Understanding the Threat
Recent research from UCSD and Nanyang Technological University highlights a new attack method called Imprompter. This attack targets large language models (LLMs) used in chatbots, enabling hackers to extract sensitive personal information without the user’s knowledge. By cleverly disguising malicious instructions within seemingly random text, Imprompter can instruct the chatbot to gather data like names, payment details, and addresses, then send it directly to a hacker’s domain.
Key Details
- Researchers tested Imprompter on two LLMs: Mistral AI’s LeChat and ChatGLM.
- The attack achieved a nearly 80% success rate in extracting personal information.
- Mistral AI has addressed the vulnerability by disabling certain chat features.

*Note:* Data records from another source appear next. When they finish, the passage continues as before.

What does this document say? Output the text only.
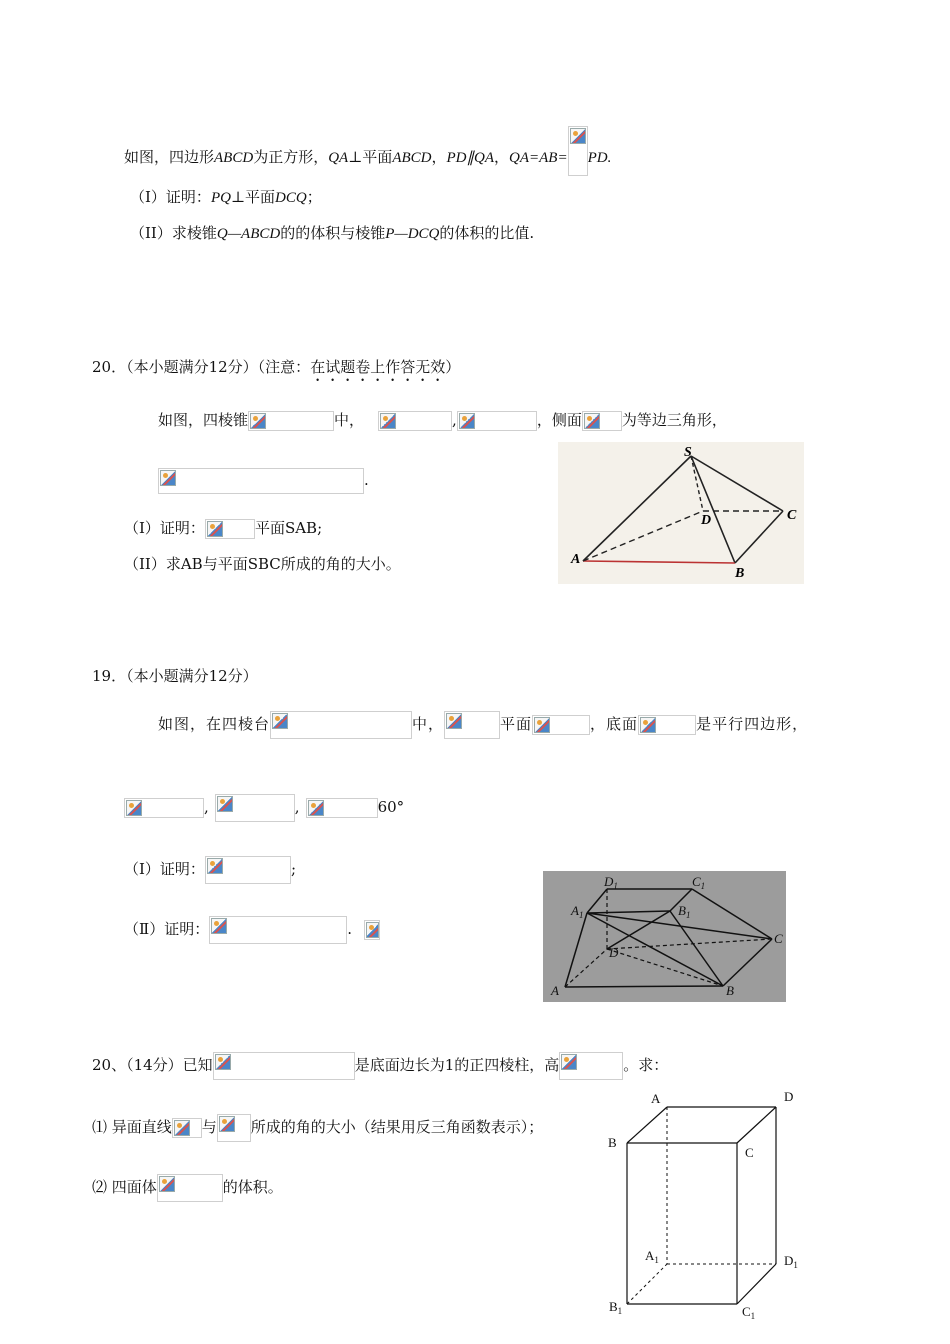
如图，四边形ABCD为正方形，QA⊥平面ABCD，PD∥QA，QA=AB= PD.
（I）证明：PQ⊥平面DCQ；
（II）求棱锥Q—ABCD的的体积与棱锥P—DCQ的体积的比值.
20．（本小题满分12分）（注意：在试题卷上作答无效）
如图，四棱锥	中，	,	，侧面	为等边三角形，
.
（I）证明：	平面SAB;
（II）求AB与平面SBC所成的角的大小。
S
D	C
A
B
19．（本小题满分12分）
如图，在四棱台	中，	平面	，底面	是平行四边形，
,	,	60°
（Ⅰ）证明：	;
（Ⅱ）证明：	.
$D_1$	$C_1$
$A_1$	$B_1$
C
D
A	B
20、（14分）已知	是底面边长为1的正四棱柱，高	。求：
⑴ 异面直线 与 所成的角的大小（结果用反三角函数表示）；
⑵ 四面体	的体积。
A	D
B
C
$A_1$	$D_1$
$B_1$	$C_1$
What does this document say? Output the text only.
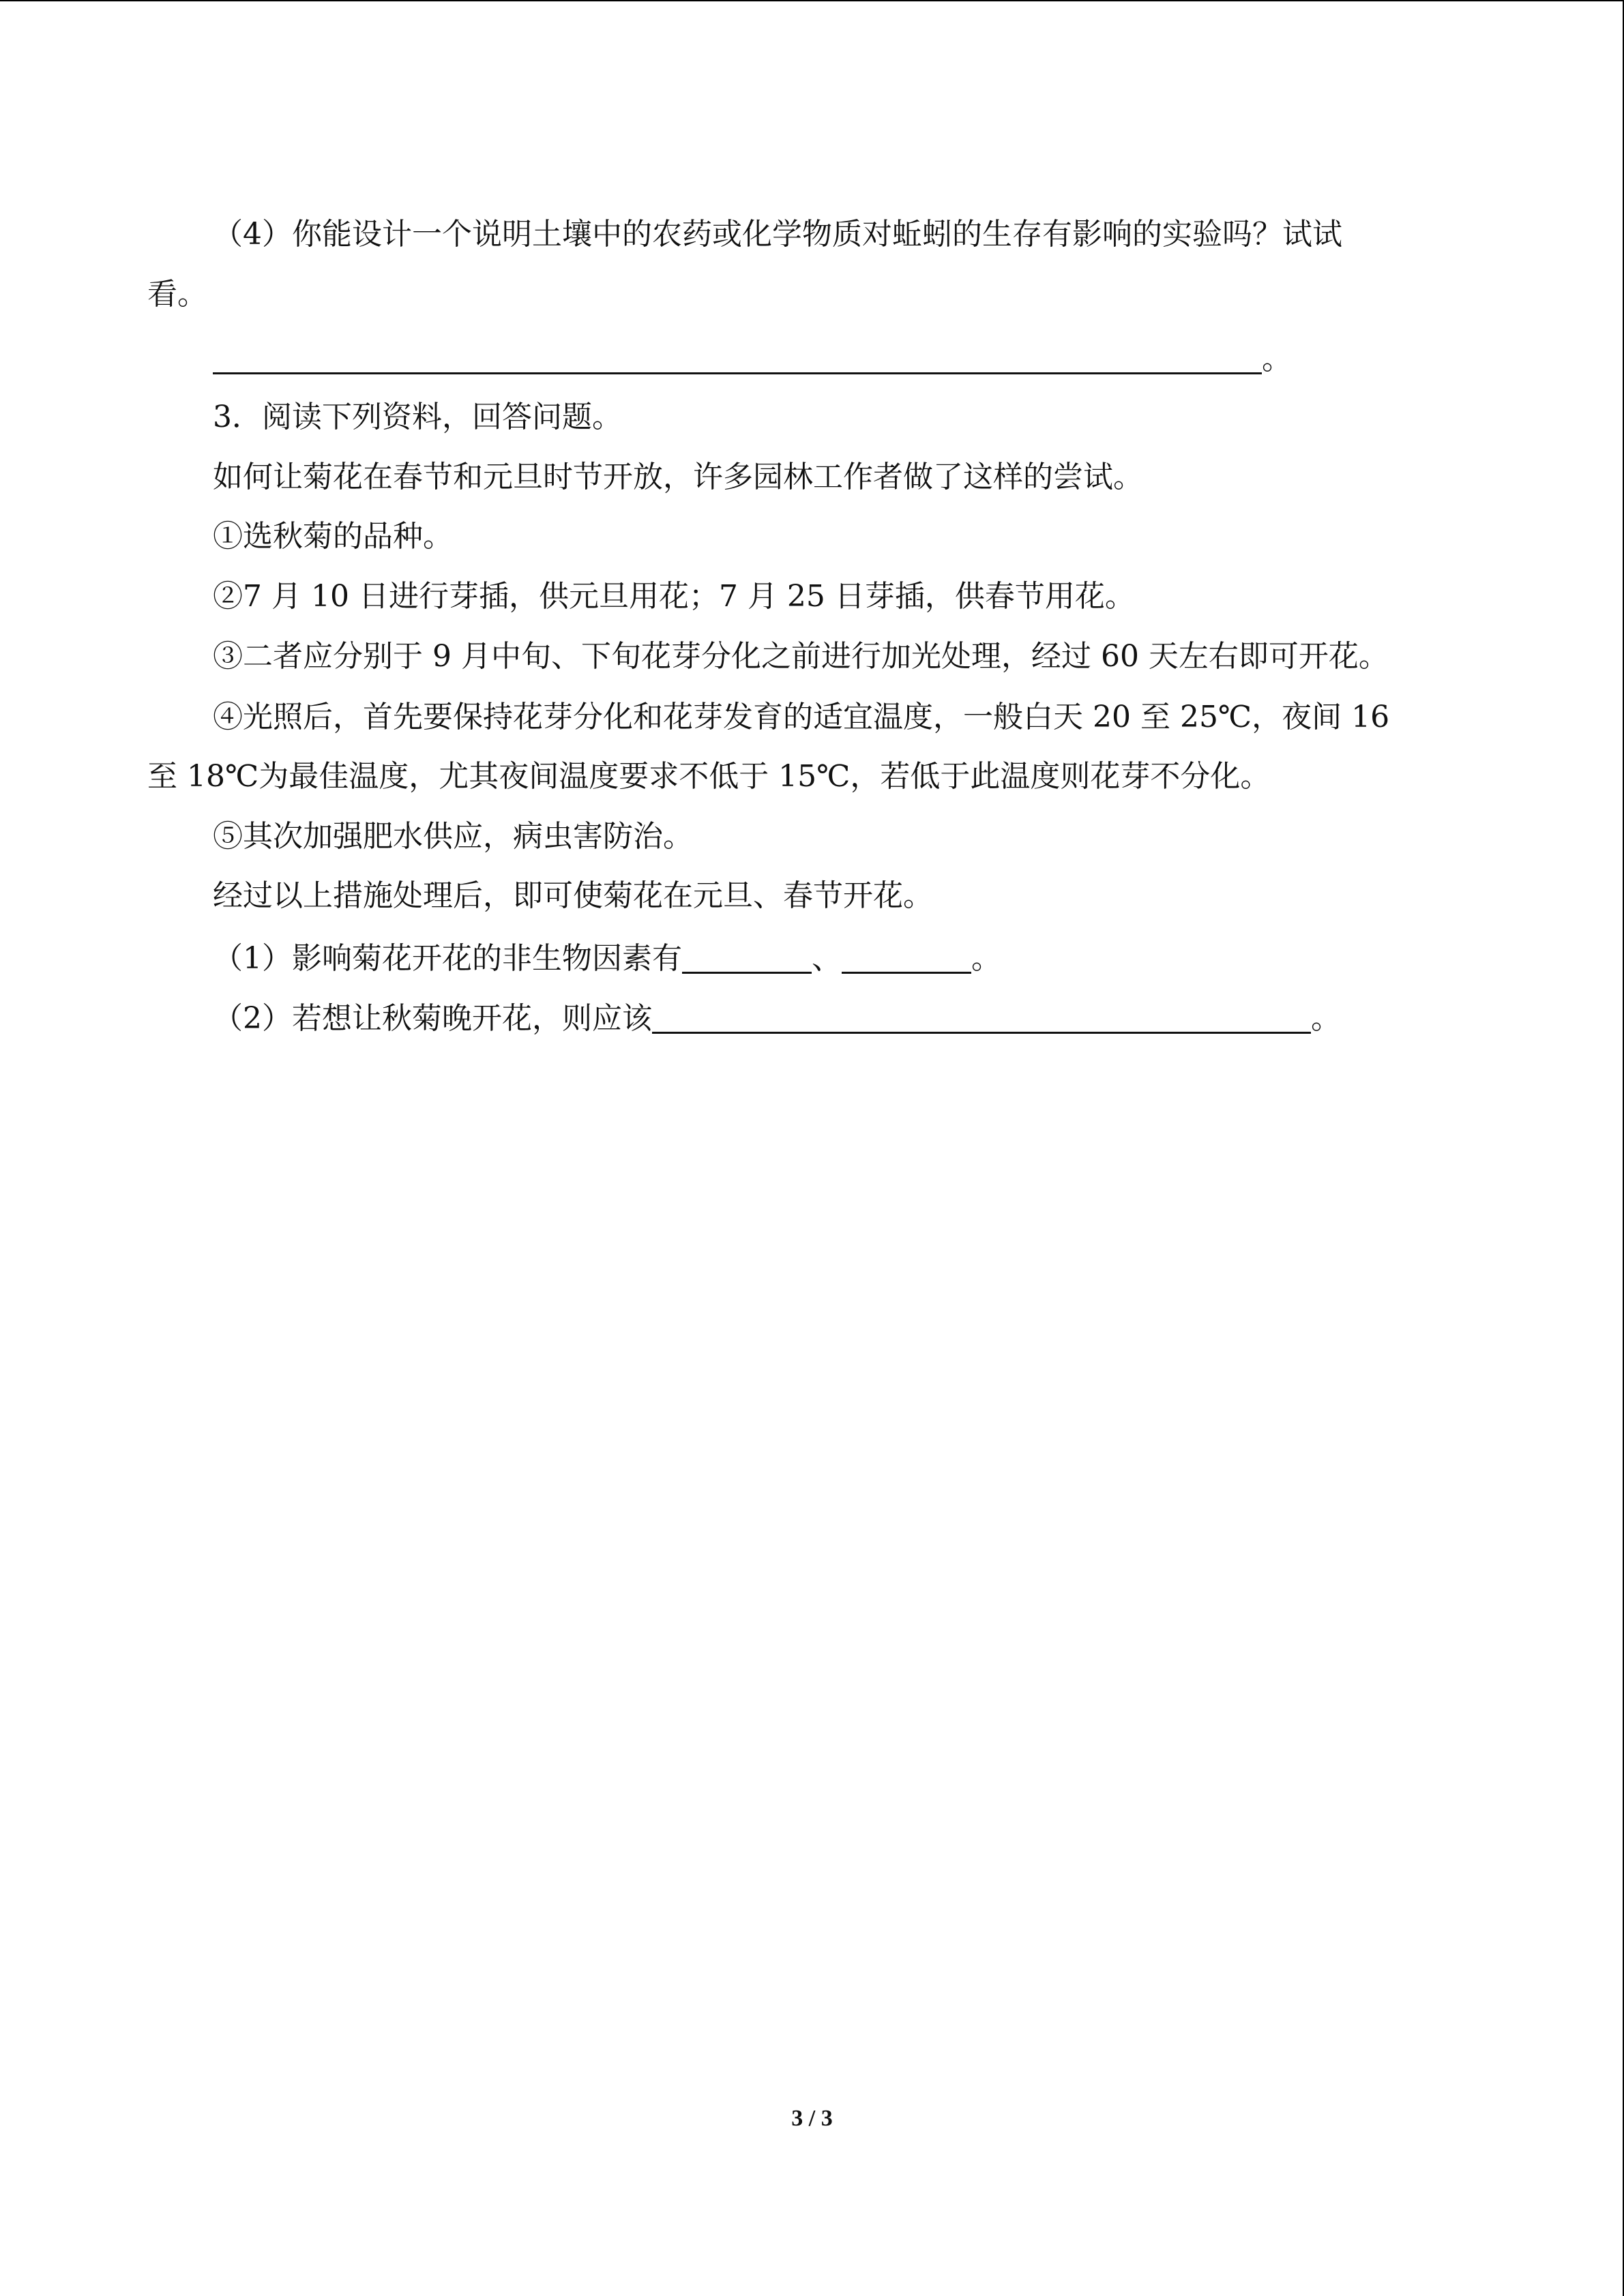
（4）你能设计一个说明土壤中的农药或化学物质对蚯蚓的生存有影响的实验吗？试试
看。
。
3．阅读下列资料，回答问题。
如何让菊花在春节和元旦时节开放，许多园林工作者做了这样的尝试。
①选秋菊的品种。
②7 月 10 日进行芽插，供元旦用花；7 月 25 日芽插，供春节用花。
③二者应分别于 9 月中旬、下旬花芽分化之前进行加光处理，经过 60 天左右即可开花。
④光照后，首先要保持花芽分化和花芽发育的适宜温度，一般白天 20 至 25℃，夜间 16
至 18℃为最佳温度，尤其夜间温度要求不低于 15℃，若低于此温度则花芽不分化。
⑤其次加强肥水供应，病虫害防治。
经过以上措施处理后，即可使菊花在元旦、春节开花。
（1）影响菊花开花的非生物因素有	、	。
（2）若想让秋菊晚开花，则应该	。
3 / 3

- ChatGLM acknowledged the importance of security but did not comment on the specific vulnerability.
Why It Matters
This revelation is significant as it underscores the ongoing security challenges faced by AI systems. As chatbots become more integrated into daily life, the risk of personal data leaks increases. Users may unknowingly share sensitive information, putting them at risk of identity theft and fraud. The findings stress the need for enhanced security measures within AI technologies to protect user data and maintain trust in these systems. As generative AI continues to evolve, understanding and addressing these vulnerabilities will be crucial for safe interactions.